The recent launch of the Africa Financial Markets Index 2025 (AFMI) in Dar es Salaam offered a timely opportunity to reflect on Tanzania’s financial market development — the steady progress achieved, and the reforms still required to unlock deeper transformation.
For nine consecutive years, the AFMI has served as one of Africa’s most authoritative benchmarks for assessing financial market maturity.
Beyond rankings, the Index provides a diagnostic framework that enables governments, regulators, and market participants to identify structural strengths, pinpoint weaknesses, and prioritize reforms with the greatest developmental impact.
The 2025 findings show Tanzania advancing on a foundation of macroeconomic stability, while also revealing clear opportunities for market deepening and institutional strengthening.
A Foundation of Stability and Credibility
One of the most encouraging insights from this year’s report is Tanzania’s sustained macroeconomic stability. Predictable monetary policy, relatively low and stable inflation, and improved transparency in policy communication have reinforced investor confidence. Stability is not merely a statistical achievement — it is the bedrock upon which capital markets are built.
The report also recognizes steady progress in market infrastructure and regulatory alignment. Continued efforts to enhance governance standards, modernize trading and settlement systems, and strengthen oversight mechanisms are yielding measurable improvements.
This evolution reflects deliberate and sustained commitment by policymakers and regulators to build a resilient and credible financial ecosystem.
Expanding Market Depth and Product Diversity
The AFMI 2025 further highlights gradual but meaningful gains in market depth. Tanzania’s financial system is slowly diversifying beyond traditional bank intermediation. While commercial lending remains dominant, the expanding role of bonds and structured instruments signals an important structural shift.
From a global markets perspective, deeper and more diversified capital markets enhance liquidity, improve price discovery, and reduce concentration risk.
Over time, these improvements contribute to lower borrowing costs for both government and the private sector. More efficient capital allocation ultimately supports productive investment, infrastructure development, and sustainable economic growth.

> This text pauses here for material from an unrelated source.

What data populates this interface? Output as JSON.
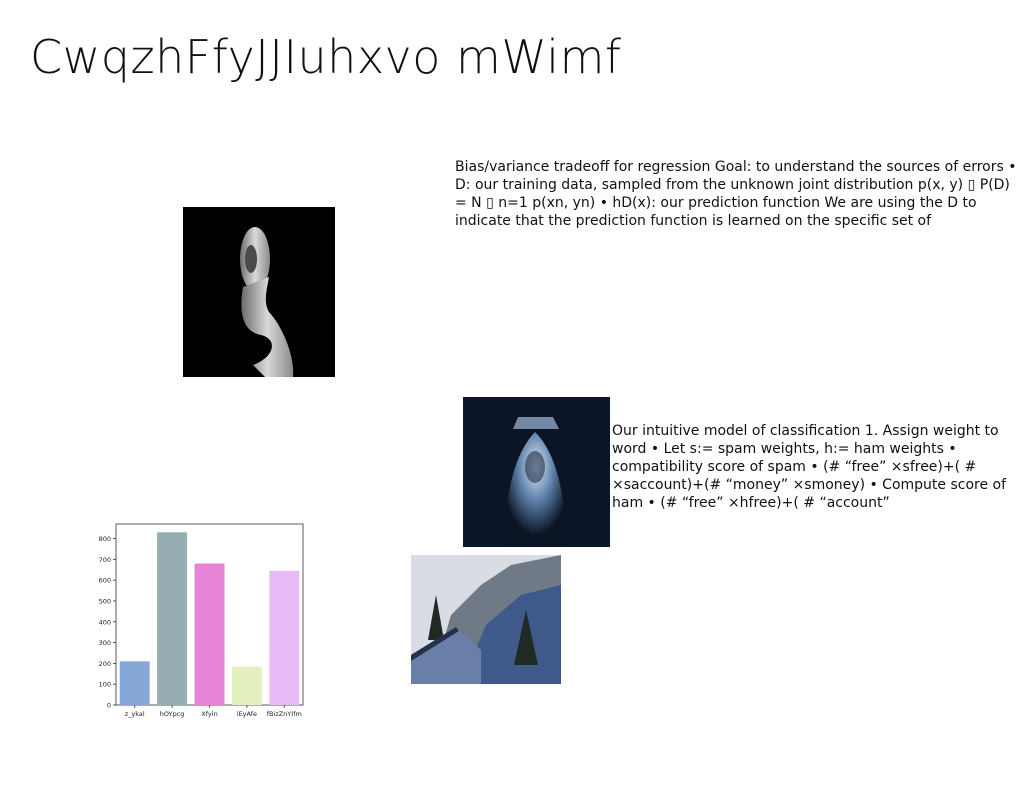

Areas Requiring Strategic Focus
Progress notwithstanding, the Index underscores several areas demanding targeted reform.
First, participation by domestic institutional investors — particularly pension funds — remains comparatively limited. Long-term capital is essential for market stability and depth. Enhancing the regulatory and investment framework to encourage greater pension fund participation would provide a consistent domestic liquidity base and reduce reliance on external flows.
Second, strengthening legal and institutional frameworks remains critical. Investor confidence hinges on enforceable financial contracts, efficient dispute resolution mechanisms, and predictable insolvency procedures. These are not abstract technical reforms; they directly influence risk perception and long-term capital commitments.
Third, while technology has expanded financial inclusion — especially through digital channels — financial literacy remains uneven. Expanding access must go hand-in-hand with improving public understanding of capital market instruments, risk management tools, and long-term savings options. A market cannot deepen meaningfully if participation remains narrow.
Policy Alignment and Reform Momentum
Encouragingly, the policy direction articulated by the Government and the central bank aligns closely with the reform priorities identified in the Index. Ongoing initiatives to deepen capital markets, modernize legal frameworks, broaden pension fund engagement, and support product innovation are well calibrated.
If pursued consistently, these reforms could have a compounding effect — enhancing liquidity, improving resilience to external shocks, and positioning Tanzania as a more competitive regional investment destination. The spillover benefits would extend beyond the financial sector, accelerating private sector development and supporting broader economic transformation.
A Collective Responsibility
Ultimately, developing deep and resilient financial markets is not the mandate of any single institution. It requires coordinated action among government authorities, regulators, financial institutions, market infrastructure providers, and the private sector. The AFMI serves as a shared reference point — anchoring ambition in measurable benchmarks.
The discussions during the launch made one point clear: Tanzania has laid a solid foundation. The next phase demands accelerated implementation and sustained collaboration to convert steady progress into structural transformation.
The journey toward mature and competitive financial markets is well underway. With discipline, partnership, and reform continuity, Tanzania can transition from incremental gains to truly transformative change.
Irene Rwegalulira (pictured) is the global markets expert based in Dar es Salaam.